Op-Ed

Your Business in China May Be Uninsurable

By Elisabeth Braw

The Wall Street Journal

August 08, 2023

Western companies are losing their enthusiasm about doing business with China. The American Chamber of Commerce in China reported in March that only 45% of surveyed companies called China a top-three investment priority, the lowest figure in the report’s 25-year history. A new survey from the European Union Chamber of Commerce in China finds that multinationals are shifting investments and Asia headquarters out of the country.

The trend is likely to accelerate, as companies struggle to find insurance against the political risks of doing business in China. “We’re witnessing a sharp contraction in underwriter appetite,” a political-risk executive at a global insurance broker said. “Companies that have multiyear coverage can continue to utilize it, but companies that need new policies are struggling. A couple of private-market underwriters are willing to sell, but many have burdensome criteria lists and will only offer to companies in sectors they assess as very benign.”

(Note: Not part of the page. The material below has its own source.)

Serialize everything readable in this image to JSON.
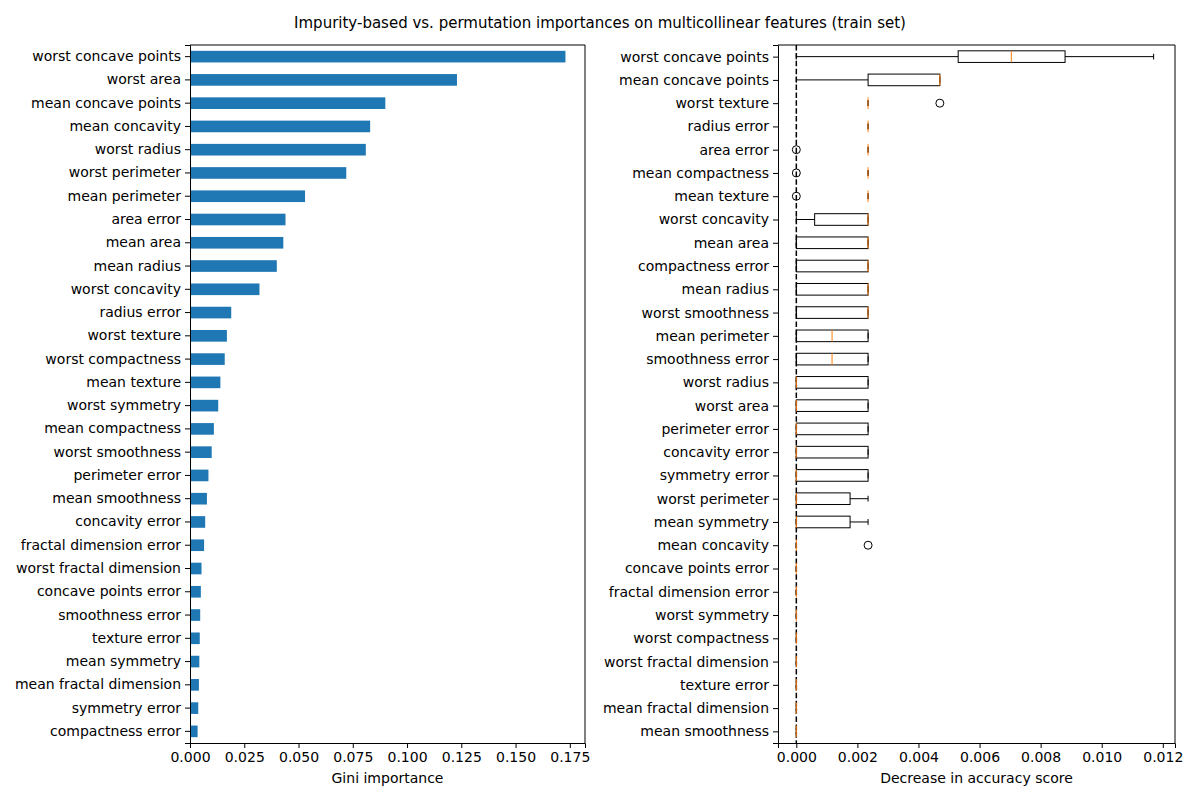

Political-risk coverage, which insures companies against politically motivated calamities ranging from expropriation to war, is the lifeblood of the globalized economy. The demand for such policies declined during globalization’s most harmonious years, but in an unstable world, companies are deciding they need it again. Last year 68% of major corporations bought political-risk insurance, up from 25% in 2019, according to a report by WTW, an insurance broker.